Sunday, December 9, 2012

The 'Right-to Work' Issue

There are so many thoughts running through my mind that I do not know where to start.  So, for today, let's start with my union history.

My father's parents worked in the Detroit auto factories.  They, of course, were unionized workers.  But, I really never heard much talk around the table about unions.  My father worked as a tile setter for my uncle and later in a small tool and die shop, neither of which required union membership.

Since the City of Detroit was not hiring when I graduated from college (thanks to a union dispute), I took a job at another hospital, but had my application on file with the city. 

The hospital I went to work at did not have unions.  So, I guess I should not have been outraged when I discovered that two department heads, who graduated at the same time, were paid vastly different salaries.  The reason was simple: the higher paid male employee had a family to raise and the lower paid female employee was engaged to a doctor.  I guess that seems fair - NOT!

A year later I became employed by the City and when I finished my probation was told that I could either join the union as a voting member or just pay the dues in what was known as an agency shop.  Well, I joined.  I figured I wanted a say for my money.  And, eventually, I became the union president.

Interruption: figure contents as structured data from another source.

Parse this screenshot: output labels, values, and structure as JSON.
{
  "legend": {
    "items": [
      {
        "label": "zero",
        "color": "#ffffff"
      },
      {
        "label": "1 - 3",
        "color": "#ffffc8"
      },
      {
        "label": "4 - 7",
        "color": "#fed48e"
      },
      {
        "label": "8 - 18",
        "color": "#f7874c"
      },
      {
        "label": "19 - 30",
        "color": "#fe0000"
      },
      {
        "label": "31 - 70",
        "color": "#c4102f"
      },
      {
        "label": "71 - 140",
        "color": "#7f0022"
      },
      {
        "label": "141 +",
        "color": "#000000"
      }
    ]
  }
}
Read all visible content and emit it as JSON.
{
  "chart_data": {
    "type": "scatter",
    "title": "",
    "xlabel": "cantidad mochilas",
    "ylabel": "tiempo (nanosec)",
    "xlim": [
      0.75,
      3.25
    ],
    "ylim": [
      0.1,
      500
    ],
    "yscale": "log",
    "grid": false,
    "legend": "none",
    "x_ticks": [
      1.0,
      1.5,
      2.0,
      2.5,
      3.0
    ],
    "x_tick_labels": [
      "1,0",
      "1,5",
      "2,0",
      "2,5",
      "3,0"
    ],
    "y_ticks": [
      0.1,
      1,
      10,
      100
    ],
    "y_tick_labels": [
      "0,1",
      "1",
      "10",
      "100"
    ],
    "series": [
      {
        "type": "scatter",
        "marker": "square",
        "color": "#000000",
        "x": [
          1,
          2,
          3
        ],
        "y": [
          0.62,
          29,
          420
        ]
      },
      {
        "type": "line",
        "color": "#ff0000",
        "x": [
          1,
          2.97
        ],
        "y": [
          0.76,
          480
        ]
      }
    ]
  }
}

My presidency was a real eye-opener.  Simply put, the City administration, under then Mayor Coleman Young, was willing to screw us every way possible, trying to take away every benefit we had ever achieved in collective bargaining.  When I refused to take their latest offer to my union membership for a vote, I was called 'an uppity white bitch'.  Our union prevailed, though within a year I was so disgusted by what was going on with management tactics and members who were afraid of losing their jobs if they filed a grievance, that I resigned.

Eventually, I spent eleven years at home raising my family before I went back to work.  When I did, I entered a world where public safety employees were unionized and everyone else was treated fairly.  That lasted under the Republican administration, but changed when the Democrats took over.  Go figure.

The new administration became so antagonistic toward the non-union employees that they all organized.  Morale started to decline and from what I hear it continues to do so.  And when morale is low, so is production and quality of work produced, IMHO.

Now, our crazed Republican legislature and their Governor, have decided to push through so-called 'right to work' legislation in lame duck.  It's as if these idiots were living under the Mayan calendar and need to get it done before the world ends on the 21st.  The reality is they would not have the votes in the new legislature next year to get it done. 

And that's what it really comes down to isn't it?  I can do it because I have the votes and maybe I can also hurt the other party in the process (less union members means less money donated to Democratic candidates).  Show me where you have the proof that companies will rush to come to a state just because they can pay workers less money and provide no benefits.  Where is the guarantee that these workers will not just leave and go elsewhere for work?  (Seems our youngest and brightest have already done so)

Walter Reuther must be doing somersaults in his grave.  I have sat on both sides of the bargaining table.  I know what goes through every one's mind in negotiation.  Businesses want to make money and employees want to feed their families.  And maybe be able to buy the products those companies produce.  Why do I feel we have just taken a huge step backwards?  Shame on all of them!!!